NEWPARK RESOURCES, INC. NON-EMPLOYEE DIRECTOR CASH AWARD AGREEMENT
Exhibit 10.6
NEWPARK RESOURCES, INC.
This Non-Employee Director Cash Award Agreement (the “Agreement”) is made and entered into as of [EFFECTIVE DATE] by and between NEWPARK RESOURCES, INC., a Delaware corporation (the “Company”) and [NAME], (“Director”), with reference to the following facts:
WHEREAS, Director was elected as a Non-Employee Director of the Company at the Annual Meeting of Stockholders of the Company held on [DATE] and the cash award represented by this Agreement was granted to Director on that date (the “Date of Grant”).
NOW, THEREFORE, for valuable consideration, the receipt and sufficiency of which are hereby acknowledged, the Company and the Director agree as follows:
1.Cash Award. The Company hereby grants to the Director an award (the “Cash Award”) of [TOTAL_CASH_GRANTED] on the terms and conditions set forth herein. Subject to the provisions of this Agreement, the Cash Award shall vest and be paid on the earlier of (i) the day prior to the next annual meeting of shareholders of the Company following the Date of Grant and (ii) [DATE OF FIRST ANNIVERSARY OF DATE OF GRANT] (the “Vesting Date”).
2.Vesting and Forfeiture Conditions.
2.1 The Cash Award shall be immediately forfeited by the Director without any payment or other consideration to the Director, and the Director shall have no further rights with respect to the Cash Award in the event of the termination of the Director’s service as a Director of the Board as a result of resignation from the Board of Directors or removal from the Board of Directors by the stockholders of the Company, or in the event of the removal of the Director from the Board of Directors for reasons described in Paragraph 4 below.
2.2 Unless otherwise determined by the Committee, upon the voluntary termination prior to the Vesting Date of the directorship of the Director who has served as a director of the Company for at least 60 consecutive months, the Cash Award shall not be forfeited but shall instead vest upon such voluntary termination.
3.Taxes. The Director will be responsible for any federal, state, local or foreign tax obligations with respect to the vesting of the Cash Award.
4.Misconduct of Director. Notwithstanding any other provision of this Agreement, this Cash Award shall automatically terminate as of the date Director’s directorship is terminated, if such directorship is terminated on account of any act of fraud, embezzlement, misappropriation or conversion of assets or opportunities of the Company, or if Director takes any other action materially inimical to the best interests of the Company, as determined by the Committee in its sole and absolute discretion.
5.Section 409A. The Cash Award is intended either to be exempt from or to comply with Section 409A of the Internal Revenue Code of 1986, as amended (the “Code”) and shall be construed, interpreted and administered in accordance with such intent.
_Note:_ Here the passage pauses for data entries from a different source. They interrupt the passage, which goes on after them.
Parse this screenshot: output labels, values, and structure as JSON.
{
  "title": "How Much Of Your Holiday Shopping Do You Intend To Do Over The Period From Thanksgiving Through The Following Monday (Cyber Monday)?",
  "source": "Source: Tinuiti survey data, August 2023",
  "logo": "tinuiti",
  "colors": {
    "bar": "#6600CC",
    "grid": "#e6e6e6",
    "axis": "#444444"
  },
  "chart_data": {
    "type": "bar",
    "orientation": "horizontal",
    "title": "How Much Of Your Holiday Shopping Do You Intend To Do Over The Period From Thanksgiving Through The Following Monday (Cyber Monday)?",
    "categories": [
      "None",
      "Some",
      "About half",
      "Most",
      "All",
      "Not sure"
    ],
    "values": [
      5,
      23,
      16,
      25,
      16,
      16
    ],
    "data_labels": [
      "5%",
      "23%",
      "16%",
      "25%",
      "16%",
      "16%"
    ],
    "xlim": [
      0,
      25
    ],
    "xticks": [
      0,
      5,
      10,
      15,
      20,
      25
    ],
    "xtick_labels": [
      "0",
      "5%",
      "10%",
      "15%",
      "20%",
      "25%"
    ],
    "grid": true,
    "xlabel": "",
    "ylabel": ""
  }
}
If any provision of these awards contravenes any regulations or Department of Treasury guidance promulgated under Section 409A of the Code or could cause an award made hereunder to be subject to the interest and penalties under Section 409A of the Code, such provision of the applicable award shall be modified to maintain, to the maximum extent practicable, the original intent of the applicable provision without violating provisions of Section 409A of the Code.
6.Miscellaneous.
6.1 Nothing in this Agreement shall confer upon the Director any right to be retained on, or nominated for reelection to, the Company’s Board or to otherwise provide service to the Company or interfere in any way with the right of the Company to terminate the Director’s Board membership or other service at any time.
6.2 This Agreement shall be construed in accordance with and governed by the laws of the State of Delaware.
7.Notices. Any notice to be given under the terms of this Agreement shall be addressed to the Company in care of its Corporate Secretary at 0000 Xxxxxxxx Xxxxxxxxx, Xxxxx 000, Xxx Xxxxxxxxx, Xxxxx 00000, and any notice to be given to Director shall be addressed to Director at Director’s address appearing on the records of the Company, or at such other address or addresses as either party may hereafter designate in writing to the other. Any such notice shall be deemed duly given when enclosed in a properly sealed envelope, addressed as herein required and deposited, postage prepaid, in a post office or branch post office regularly maintained by the United States Government.
8.No Guarantee of Tax Consequences. The Company makes no commitment or guarantee to the Director or any person claiming through or on behalf of such individual that any federal, state, local or other tax treatment will (or will not) apply or be available to any person under this Agreement or with respect to the Cash Award granted hereunder and assumes no liability whatsoever for the tax consequences to the Director or any person claiming through or on behalf of such individual.
9.Governing Law. This Agreement shall be construed in accordance with, and governed by, the laws of the State of Delaware.